By the Hudson, Steven Portes, 26, is taking a break from studies at Borough of Manhattan Community College located just over the road from the bike path. He’s sitting on a bench looking out at a white yacht bobbing on the river with the Jersey City skyline beyond.

He says he’s more aware of his surroundings since Tuesday’s attack, and finds himself stepping away from large crowds. But that’s about it. He’s surprised by his own composure in the wake of such violence.

“For some weird reason, I’m not scared.”

He has no explanation for his – and the city’s – preternatural calm. “Maybe it’s because these senseless attacks have happened too often now,” he says, “or maybe it’s because New Yorkers are tough people who go about their affairs without fear.”
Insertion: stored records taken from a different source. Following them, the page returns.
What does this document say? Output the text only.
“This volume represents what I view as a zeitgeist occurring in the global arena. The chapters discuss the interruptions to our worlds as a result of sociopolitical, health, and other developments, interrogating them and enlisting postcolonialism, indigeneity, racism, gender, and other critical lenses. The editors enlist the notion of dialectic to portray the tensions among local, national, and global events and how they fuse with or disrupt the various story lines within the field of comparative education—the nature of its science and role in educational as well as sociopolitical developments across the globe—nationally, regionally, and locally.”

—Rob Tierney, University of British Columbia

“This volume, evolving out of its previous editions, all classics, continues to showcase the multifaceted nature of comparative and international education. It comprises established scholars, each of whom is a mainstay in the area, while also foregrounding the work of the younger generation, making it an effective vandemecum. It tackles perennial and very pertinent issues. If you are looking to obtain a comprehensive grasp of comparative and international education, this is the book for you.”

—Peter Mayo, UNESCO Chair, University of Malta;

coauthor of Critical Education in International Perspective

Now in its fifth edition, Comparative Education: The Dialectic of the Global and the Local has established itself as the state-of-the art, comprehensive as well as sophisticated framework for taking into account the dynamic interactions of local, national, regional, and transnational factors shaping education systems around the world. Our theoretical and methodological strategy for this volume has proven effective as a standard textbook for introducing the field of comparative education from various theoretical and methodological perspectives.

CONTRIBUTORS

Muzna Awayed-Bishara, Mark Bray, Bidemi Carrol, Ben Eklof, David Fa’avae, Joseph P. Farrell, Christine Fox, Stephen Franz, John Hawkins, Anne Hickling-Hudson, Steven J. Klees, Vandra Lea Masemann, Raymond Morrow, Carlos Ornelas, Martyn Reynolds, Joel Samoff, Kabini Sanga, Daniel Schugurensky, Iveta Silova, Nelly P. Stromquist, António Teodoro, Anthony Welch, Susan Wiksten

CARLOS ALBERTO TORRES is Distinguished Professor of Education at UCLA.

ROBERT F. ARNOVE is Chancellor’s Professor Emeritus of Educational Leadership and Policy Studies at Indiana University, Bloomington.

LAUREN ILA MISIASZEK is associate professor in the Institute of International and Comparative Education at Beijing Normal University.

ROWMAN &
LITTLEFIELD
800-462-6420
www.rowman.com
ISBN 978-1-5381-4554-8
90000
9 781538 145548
That’s a good way of looking at it. But which is it? Is it New York’s particular makeup as one of the world’s most diverse metropolises (180 languages are spoken in its public schools), a city above all others founded upon the resilience of its immigrant survivors?

Or are we witnessing a global phenomenon – the world’s new normal – where random acts of terrorist slaughter have become so frequent we are growing accustomed to them?

The Survivor Tree at Ground Zero. Photograph: Jin Lee/9/11 Memorial & Museum

A pertinent place to ponder that conundrum is at Ground Zero, just four blocks away from where the killer’s truck came to a stop. A day after the attack, a minute’s silence was held here at the Survivor Tree, a callery pear that was found charred and shattered among the rubble of 9/11 but nursed back to life.

The tree now stands a lush 30ft tall close to the footprints of the Twin Towers. They say it’s always the last at Ground Zero to lose its leaves in the fall, and the first to burst into bloom in the spring.

“That tree has become a focus for us as the world has experienced more and more of these terrible events,” said Alice Greenwald, president of the National September 11 Memorial & Museum.

So how does she explain the city bouncing back so quickly? New York resilience, or new global resignation? “It’s so hard to make sense of the violence,” she says. “It’s so indiscriminate, irrational and random in terms of its victims.”

From where she’s sitting, in the crucible of modern terrorism, the answer is hybrid.

“We’ve seen it time and again – in Nairobi, London, Paris, Brussels, Berlin, all around the world – horrific events to which we are becoming inured. But we’ve also learned that people can rebound from personal grief and outrage and show defiance to the terrorists by cherishing life.”

Tuesday on a bike path in New York made it plain. Grief, outrage, affirmation for life. In today’s new normal we get it all.